DE NOUVELLES ORIENTATIONS POUR LE DEVELOPPEMENT RURAL

Puisque la participation paysanne est indispensable pour la pérennité des aménagements, il faut tenir compte des priorités paysannes et rechercher avec eux les moyens d'augmenter la productivité des terres et de valoriser le travail. La lutte antiérosive ne doit plus être présentée comme l'objectif prioritaire, mais comme une partie d'un paquet technologique visant à améliorer à la fois la gestion de l'eau, de la biomasse et des nutriments:

- Améliorer progressivement les techniques existantes en évitant d'augmenter les dépendances d'apports extérieurs au village (intrants, technologies ...).

- Intégrer de nouveaux éléments dans les systèmes de culture (agroforesterie, cultures associées, jachères dérobées de légumineuses, rotations accélérées, irrigation et fumure d'appoint).

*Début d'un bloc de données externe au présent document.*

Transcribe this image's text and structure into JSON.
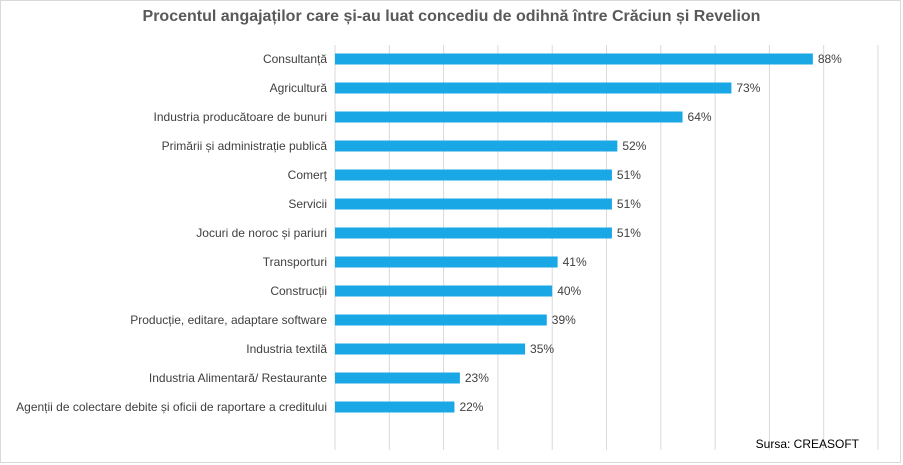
{
  "chart_data": {
    "type": "bar",
    "orientation": "horizontal",
    "title": "Procentul angajaților care și-au luat concediu de odihnă între Crăciun și Revelion",
    "categories": [
      "Consultanță",
      "Agricultură",
      "Industria producătoare de bunuri",
      "Primării și administrație publică",
      "Comerț",
      "Servicii",
      "Jocuri de noroc și pariuri",
      "Transporturi",
      "Construcții",
      "Producție, editare, adaptare software",
      "Industria textilă",
      "Industria Alimentară/ Restaurante",
      "Agenții de colectare debite și oficii de raportare a creditului"
    ],
    "values": [
      88,
      73,
      64,
      52,
      51,
      51,
      51,
      41,
      40,
      39,
      35,
      23,
      22
    ],
    "value_labels": [
      "88%",
      "73%",
      "64%",
      "52%",
      "51%",
      "51%",
      "51%",
      "41%",
      "40%",
      "39%",
      "35%",
      "23%",
      "22%"
    ],
    "xlim": [
      0,
      100
    ],
    "grid": true,
    "bar_color": "#1aa7e6",
    "grid_color": "#d9d9d9",
    "source": "Sursa: CREASOFT"
  }
}
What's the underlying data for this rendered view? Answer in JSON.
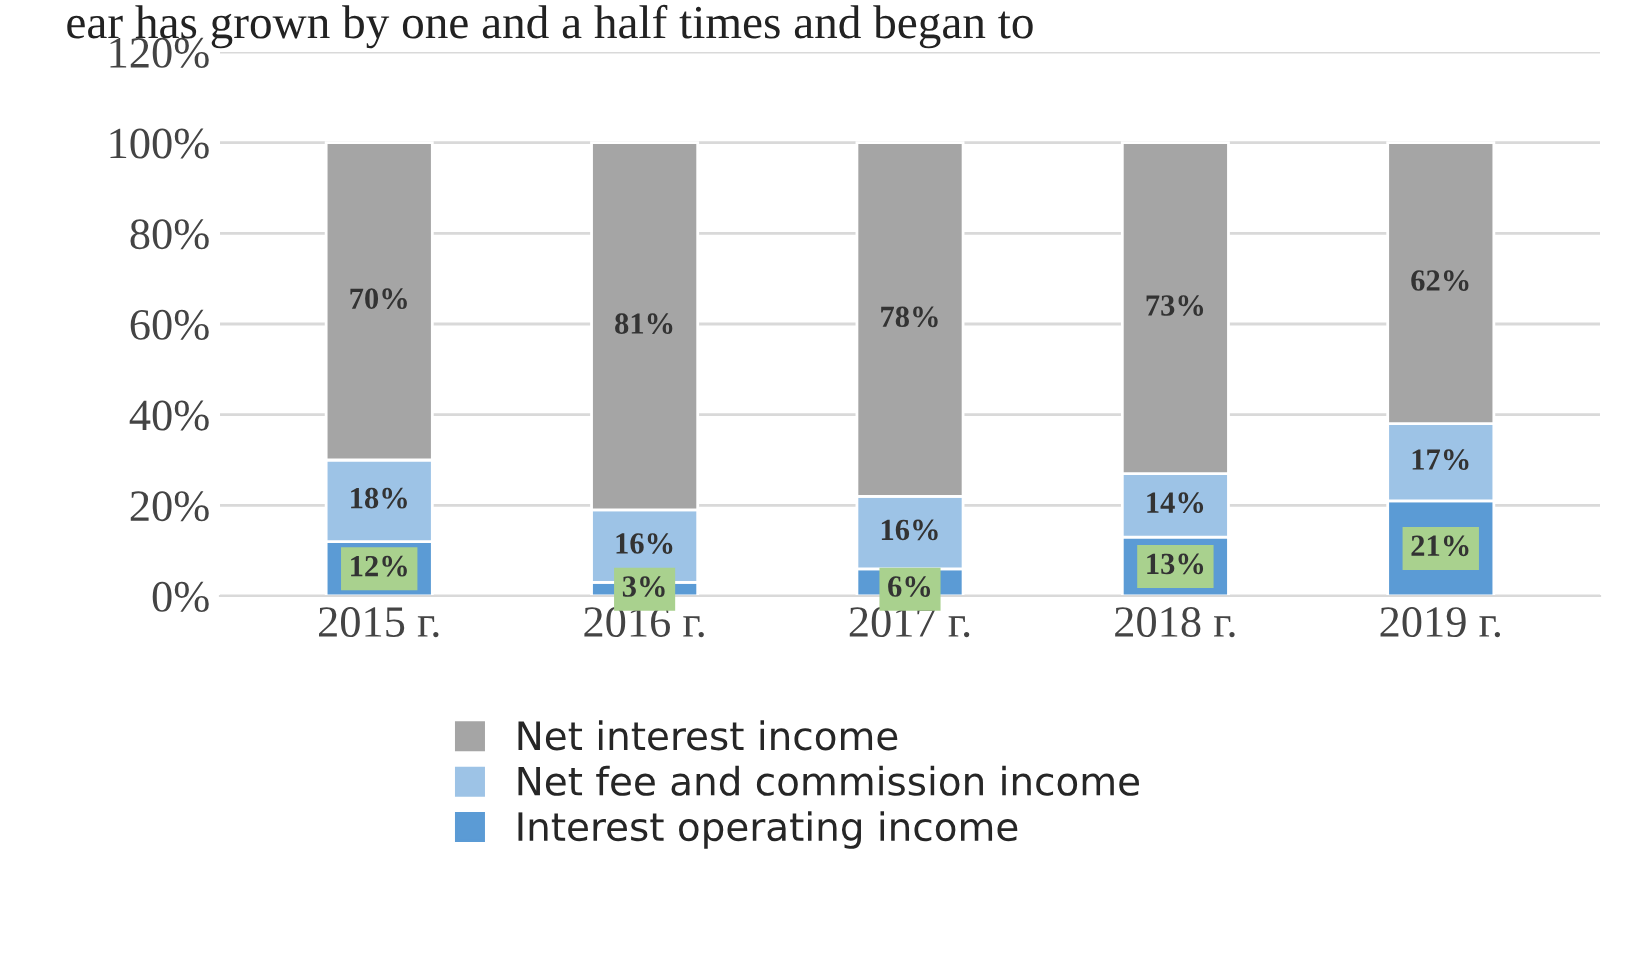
{
  "chart_data": {
    "type": "bar",
    "stacked": true,
    "categories": [
      "2015 г.",
      "2016 г.",
      "2017 г.",
      "2018 г.",
      "2019 г."
    ],
    "series": [
      {
        "name": "Interest operating income",
        "color": "#5b9bd5",
        "values": [
          12,
          3,
          6,
          13,
          21
        ],
        "value_labels": [
          "12%",
          "3%",
          "6%",
          "13%",
          "21%"
        ]
      },
      {
        "name": "Net fee and commission income",
        "color": "#9dc3e6",
        "values": [
          18,
          16,
          16,
          14,
          17
        ],
        "value_labels": [
          "18%",
          "16%",
          "16%",
          "14%",
          "17%"
        ]
      },
      {
        "name": "Net interest income",
        "color": "#a5a5a5",
        "values": [
          70,
          81,
          78,
          73,
          62
        ],
        "value_labels": [
          "70%",
          "81%",
          "78%",
          "73%",
          "62%"
        ]
      }
    ],
    "ylim": [
      0,
      120
    ],
    "yticks": [
      {
        "value": 0,
        "label": "0%"
      },
      {
        "value": 20,
        "label": "20%"
      },
      {
        "value": 40,
        "label": "40%"
      },
      {
        "value": 60,
        "label": "60%"
      },
      {
        "value": 80,
        "label": "80%"
      },
      {
        "value": 100,
        "label": "100%"
      },
      {
        "value": 120,
        "label": "120%"
      }
    ],
    "grid": "y",
    "legend": "bottom",
    "annotations": [
      "ear has grown by one and a half times and began to"
    ]
  }
}
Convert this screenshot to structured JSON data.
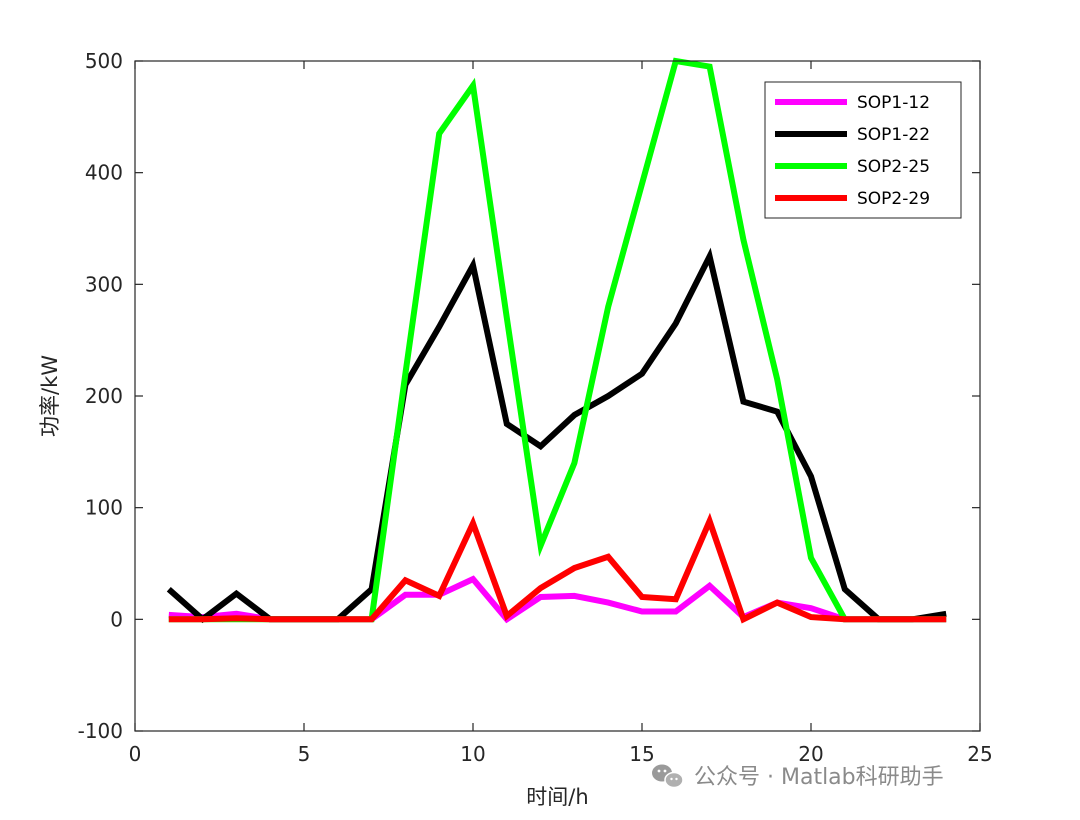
{
  "chart_data": {
    "type": "line",
    "xlabel": "时间/h",
    "ylabel": "功率/kW",
    "xlim": [
      0,
      25
    ],
    "ylim": [
      -100,
      500
    ],
    "xticks": [
      0,
      5,
      10,
      15,
      20,
      25
    ],
    "yticks": [
      -100,
      0,
      100,
      200,
      300,
      400,
      500
    ],
    "grid": false,
    "legend_position": "top-right",
    "x": [
      1,
      2,
      3,
      4,
      5,
      6,
      7,
      8,
      9,
      10,
      11,
      12,
      13,
      14,
      15,
      16,
      17,
      18,
      19,
      20,
      21,
      22,
      23,
      24
    ],
    "series": [
      {
        "name": "SOP1-12",
        "color": "#ff00ff",
        "values": [
          4,
          2,
          5,
          0,
          0,
          0,
          0,
          22,
          22,
          36,
          0,
          20,
          21,
          15,
          7,
          7,
          30,
          2,
          15,
          10,
          0,
          0,
          0,
          0
        ]
      },
      {
        "name": "SOP1-22",
        "color": "#000000",
        "values": [
          27,
          0,
          23,
          0,
          0,
          0,
          27,
          210,
          262,
          317,
          175,
          155,
          183,
          200,
          220,
          265,
          325,
          195,
          186,
          128,
          27,
          0,
          0,
          5
        ]
      },
      {
        "name": "SOP2-25",
        "color": "#00ff00",
        "values": [
          0,
          0,
          0,
          0,
          0,
          0,
          0,
          220,
          435,
          478,
          270,
          66,
          140,
          280,
          390,
          500,
          495,
          340,
          215,
          55,
          0,
          0,
          0,
          0
        ]
      },
      {
        "name": "SOP2-29",
        "color": "#ff0000",
        "values": [
          0,
          0,
          1,
          0,
          0,
          0,
          0,
          35,
          21,
          86,
          3,
          28,
          46,
          56,
          20,
          18,
          88,
          0,
          15,
          2,
          0,
          0,
          0,
          0
        ]
      }
    ]
  },
  "watermark": {
    "text": "公众号 · Matlab科研助手",
    "icon": "wechat-icon"
  }
}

- Promouvoir les structures antiérosives les moins coûteuses et les plus productives possibles.

- Prendre en compte les études du marché et l'état du réseau routier pour valoriser les productions.

- Mettre au point des techniques de drainage des routes et des versants sur lesquels elles s'appuient.

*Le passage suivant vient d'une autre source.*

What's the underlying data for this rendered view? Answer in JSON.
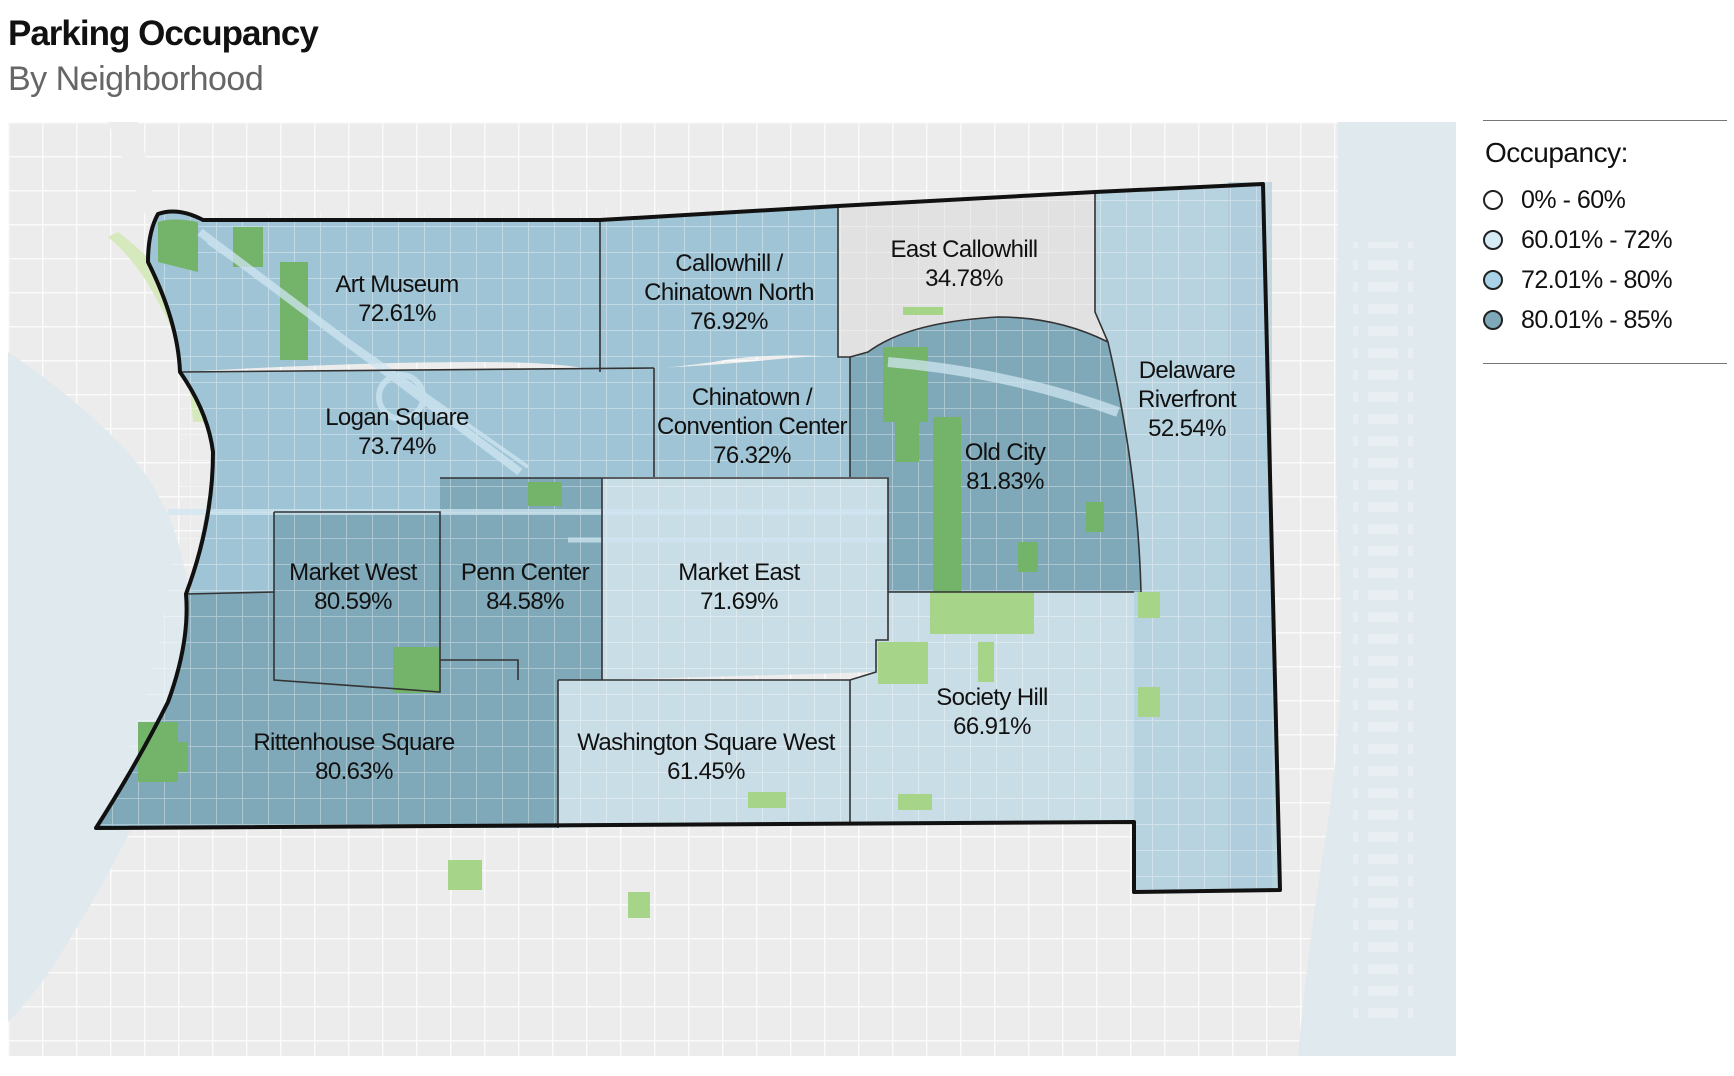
{
  "title": "Parking Occupancy",
  "subtitle": "By Neighborhood",
  "legend": {
    "title": "Occupancy:",
    "items": [
      {
        "label": "0% - 60%",
        "color": "#ffffff"
      },
      {
        "label": "60.01% - 72%",
        "color": "#d6ebf5"
      },
      {
        "label": "72.01% - 80%",
        "color": "#a9d2e6"
      },
      {
        "label": "80.01% - 85%",
        "color": "#7fa9b8"
      }
    ]
  },
  "neighborhoods": [
    {
      "name": "Art Museum",
      "occupancy": "72.61%"
    },
    {
      "name": "Callowhill / Chinatown North",
      "name_lines": [
        "Callowhill /",
        "Chinatown North"
      ],
      "occupancy": "76.92%"
    },
    {
      "name": "East Callowhill",
      "occupancy": "34.78%"
    },
    {
      "name": "Delaware Riverfront",
      "name_lines": [
        "Delaware",
        "Riverfront"
      ],
      "occupancy": "52.54%"
    },
    {
      "name": "Logan Square",
      "occupancy": "73.74%"
    },
    {
      "name": "Chinatown / Convention Center",
      "name_lines": [
        "Chinatown /",
        "Convention Center"
      ],
      "occupancy": "76.32%"
    },
    {
      "name": "Old City",
      "occupancy": "81.83%"
    },
    {
      "name": "Market West",
      "occupancy": "80.59%"
    },
    {
      "name": "Penn Center",
      "occupancy": "84.58%"
    },
    {
      "name": "Market East",
      "occupancy": "71.69%"
    },
    {
      "name": "Society Hill",
      "occupancy": "66.91%"
    },
    {
      "name": "Rittenhouse Square",
      "occupancy": "80.63%"
    },
    {
      "name": "Washington Square West",
      "occupancy": "61.45%"
    }
  ],
  "colors": {
    "base_land": "#ececec",
    "water": "#dfe9ee",
    "park": "#a6d58a",
    "tier_low": "#e1e1e1",
    "tier_mid_low": "#c9dde7",
    "tier_mid_high": "#9fc4d5",
    "tier_high": "#7fa8b8",
    "boundary": "#111111"
  }
}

- Adapter la lutte antiérosive au régime foncier.

Les perspectives esquissées dans ce volume en matière de recherche et de développement rural appellent les différents acteurs à travailler de concert. Ces actions se conçoivent dans une cadre de coopération étroite entre institutions nationales, ONG, agences de développement et utilisateurs de la terre. Le rôle des institutions nationales doit notamment évoluer de celui d'exécutant à celui de promoteur. Le programme idéal met en scène les utilisateurs de la terre, pour planifier et mettre en oeuvre leurs propres solutions. A cet fin, les institutions nationales doivent être tenus pour responsables de la prise de conscience en matière de dégradation des terres, et les utilisateurs de la terre doivent être aidés dans l'émergence de leurs propres organisations.